For the new 2017/18 season, farmers have planted 12.1 million hectares with cotton, up 19 percent from a year earlier, farm ministry data showed. India harvested 34.5 million bales of cotton in the 2016/17 season.
Favorable crop conditions would help India sell 7.5 million bales of cotton on the world market in 2017/18 against 6 million bales in the previous year, said Nayan Mirani, partner at Khimji Visram & Sons, a leading cotton exporter.
India’s new season crop will be available to buyers from October, but the supplies from the United States will reach consumers only in January, said Mirani of Khimji Visram, a top exporter.
Vu Duc Giang, chairman of Vietnam Textile and Apparel Association said that the current market trends give cotton buyers a chance to look at alternative supplies.

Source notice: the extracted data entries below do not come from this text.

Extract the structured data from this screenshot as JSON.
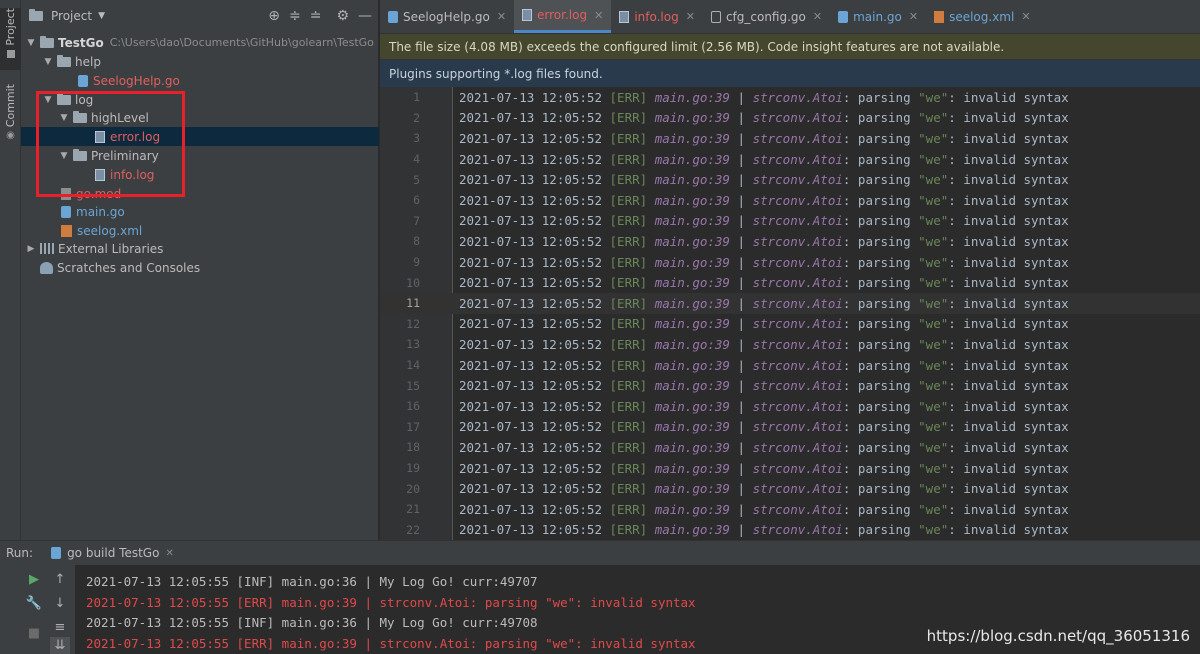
{
  "tool_strip": {
    "project_label": "Project",
    "commit_label": "Commit"
  },
  "project_panel": {
    "title": "Project",
    "tree": [
      {
        "label": "TestGo",
        "path": "C:\\Users\\dao\\Documents\\GitHub\\golearn\\TestGo",
        "type": "root"
      },
      {
        "label": "help",
        "type": "folder"
      },
      {
        "label": "SeelogHelp.go",
        "type": "go"
      },
      {
        "label": "log",
        "type": "folder"
      },
      {
        "label": "highLevel",
        "type": "folder"
      },
      {
        "label": "error.log",
        "type": "log"
      },
      {
        "label": "Preliminary",
        "type": "folder"
      },
      {
        "label": "info.log",
        "type": "log"
      },
      {
        "label": "go.mod",
        "type": "mod"
      },
      {
        "label": "main.go",
        "type": "go"
      },
      {
        "label": "seelog.xml",
        "type": "xml"
      },
      {
        "label": "External Libraries",
        "type": "lib"
      },
      {
        "label": "Scratches and Consoles",
        "type": "scratch"
      }
    ]
  },
  "tabs": [
    {
      "label": "SeelogHelp.go",
      "icon": "go-file-icon"
    },
    {
      "label": "error.log",
      "icon": "log-file-icon"
    },
    {
      "label": "info.log",
      "icon": "log-file-icon"
    },
    {
      "label": "cfg_config.go",
      "icon": "config-file-icon"
    },
    {
      "label": "main.go",
      "icon": "go-file-icon"
    },
    {
      "label": "seelog.xml",
      "icon": "xml-file-icon"
    }
  ],
  "banners": {
    "warning": "The file size (4.08 MB) exceeds the configured limit (2.56 MB). Code insight features are not available.",
    "plugins": "Plugins supporting *.log files found."
  },
  "editor": {
    "current_line": 11,
    "lines": {
      "timestamp": "2021-07-13 12:05:52",
      "level": "[ERR]",
      "source": "main.go:39",
      "sep": "|",
      "func": "strconv.Atoi",
      "msg1": ": parsing ",
      "quoted": "\"we\"",
      "msg2": ": invalid syntax"
    },
    "line_numbers": [
      "1",
      "2",
      "3",
      "4",
      "5",
      "6",
      "7",
      "8",
      "9",
      "10",
      "11",
      "12",
      "13",
      "14",
      "15",
      "16",
      "17",
      "18",
      "19",
      "20",
      "21",
      "22"
    ]
  },
  "run_panel": {
    "title": "Run:",
    "tab_label": "go build TestGo",
    "console": [
      {
        "level": "inf",
        "text": "2021-07-13 12:05:55 [INF] main.go:36 | My Log Go! curr:49707"
      },
      {
        "level": "err",
        "text": "2021-07-13 12:05:55 [ERR] main.go:39 | strconv.Atoi: parsing \"we\": invalid syntax"
      },
      {
        "level": "inf",
        "text": "2021-07-13 12:05:55 [INF] main.go:36 | My Log Go! curr:49708"
      },
      {
        "level": "err",
        "text": "2021-07-13 12:05:55 [ERR] main.go:39 | strconv.Atoi: parsing \"we\": invalid syntax"
      }
    ]
  },
  "watermark": "https://blog.csdn.net/qq_36051316"
}
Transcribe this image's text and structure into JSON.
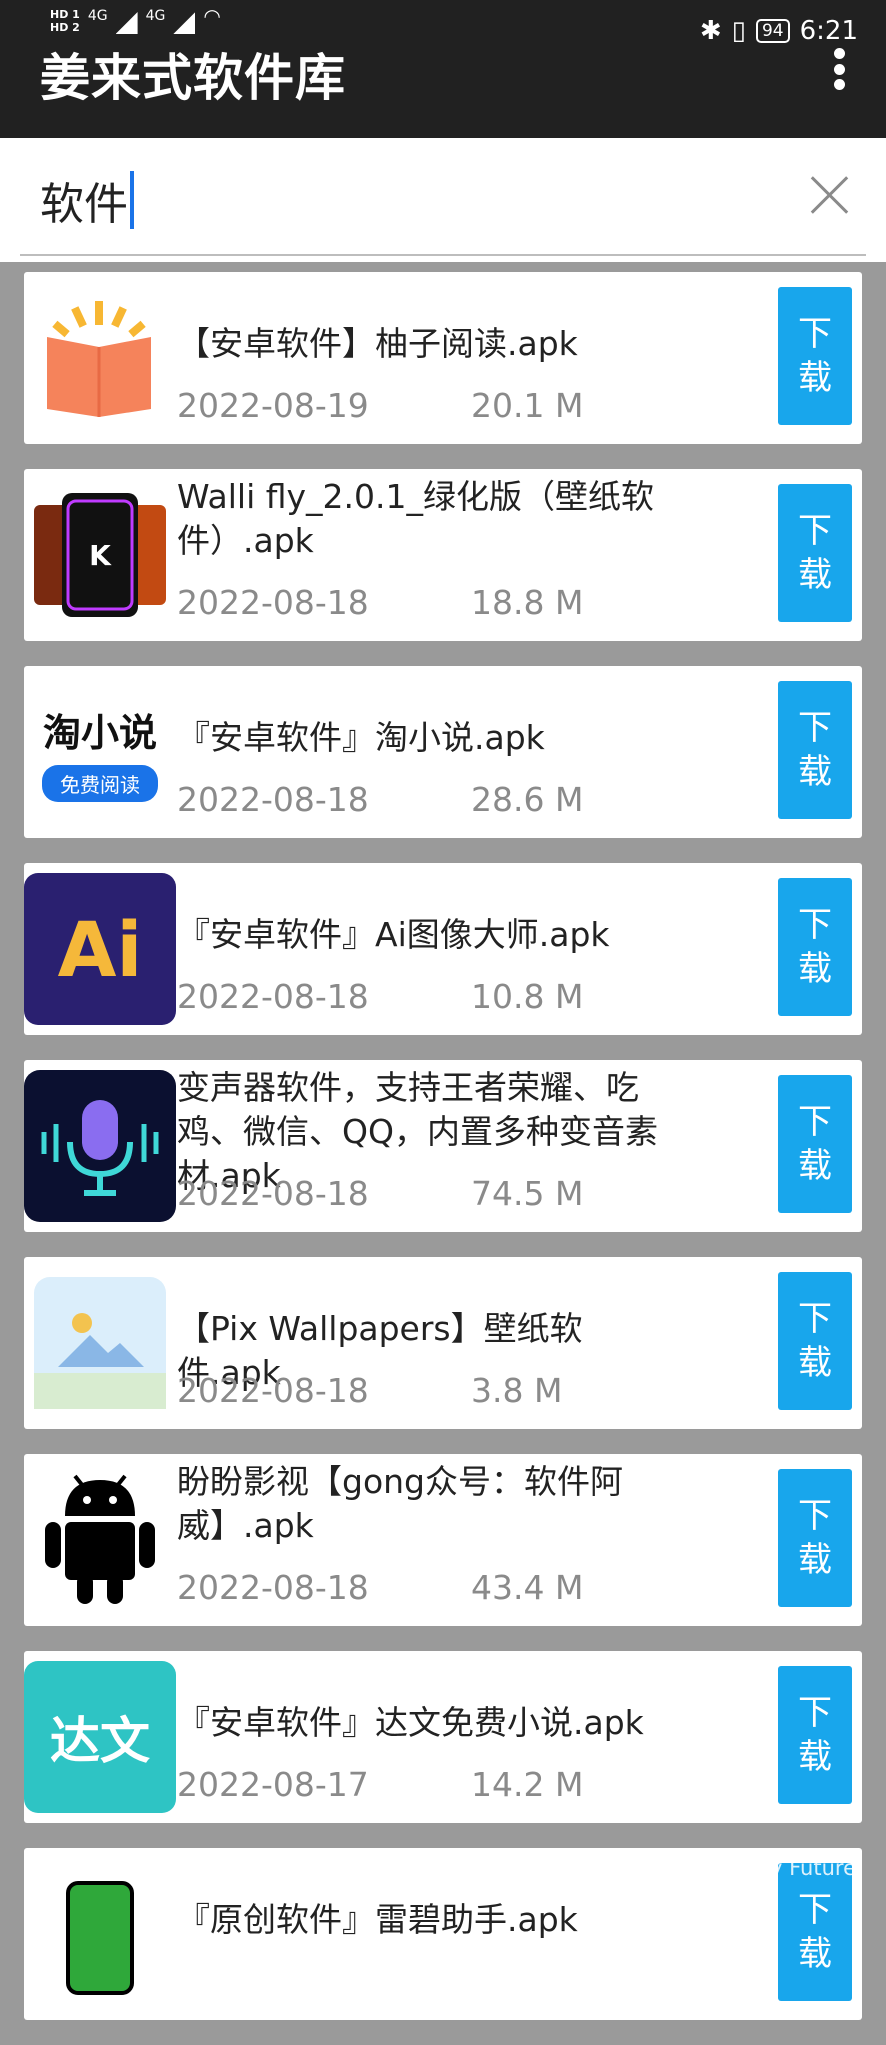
{
  "status": {
    "hd1": "HD 1",
    "hd2": "HD 2",
    "net1": "4G",
    "net2": "4G",
    "battery": "94",
    "time": "6:21"
  },
  "app": {
    "title": "姜来式软件库"
  },
  "search": {
    "query": "软件"
  },
  "download_label_1": "下",
  "download_label_2": "载",
  "items": [
    {
      "title": "【安卓软件】柚子阅读.apk",
      "date": "2022-08-19",
      "size": "20.1 M"
    },
    {
      "title": "Walli fly_2.0.1_绿化版（壁纸软件）.apk",
      "date": "2022-08-18",
      "size": "18.8 M"
    },
    {
      "title": "『安卓软件』淘小说.apk",
      "date": "2022-08-18",
      "size": "28.6 M"
    },
    {
      "title": "『安卓软件』Ai图像大师.apk",
      "date": "2022-08-18",
      "size": "10.8 M"
    },
    {
      "title": "变声器软件，支持王者荣耀、吃鸡、微信、QQ，内置多种变音素材.apk",
      "date": "2022-08-18",
      "size": "74.5 M"
    },
    {
      "title": "【Pix Wallpapers】壁纸软件.apk",
      "date": "2022-08-18",
      "size": "3.8 M"
    },
    {
      "title": "盼盼影视【gong众号：软件阿威】.apk",
      "date": "2022-08-18",
      "size": "43.4 M"
    },
    {
      "title": "『安卓软件』达文免费小说.apk",
      "date": "2022-08-17",
      "size": "14.2 M"
    },
    {
      "title": "『原创软件』雷碧助手.apk",
      "date": "",
      "size": ""
    }
  ],
  "thumbs": {
    "taoxiaoshuo": "淘小说",
    "taoxiaoshuo_sub": "免费阅读",
    "ai": "Ai",
    "dawen": "达文"
  },
  "watermark": "For My Future",
  "colors": {
    "appbar": "#212121",
    "accent": "#18a6ec",
    "background": "#9a9a9a"
  }
}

Other cotton producers like Brazil and Australia could benefit from lower supplies from the United States, but may find it difficult to match the price offered by India, where a bumper harvest is likely to keep the rates lower.
Traders in India, also the world’s biggest cotton producer, signed their export deals at around 80 cents per lb on a cost and freight basis, nearly 2 cents lower than the supplies from the United States, dealers said.
However, the U.S. Department of Agriculture this week said U.S. cotton output is seen at 21.76 million bales for 2017/18 compared with 20.55 million bales projected last month. In 2016, the United States exported 86 percent of its cotton, 69 percent of which went to Asia.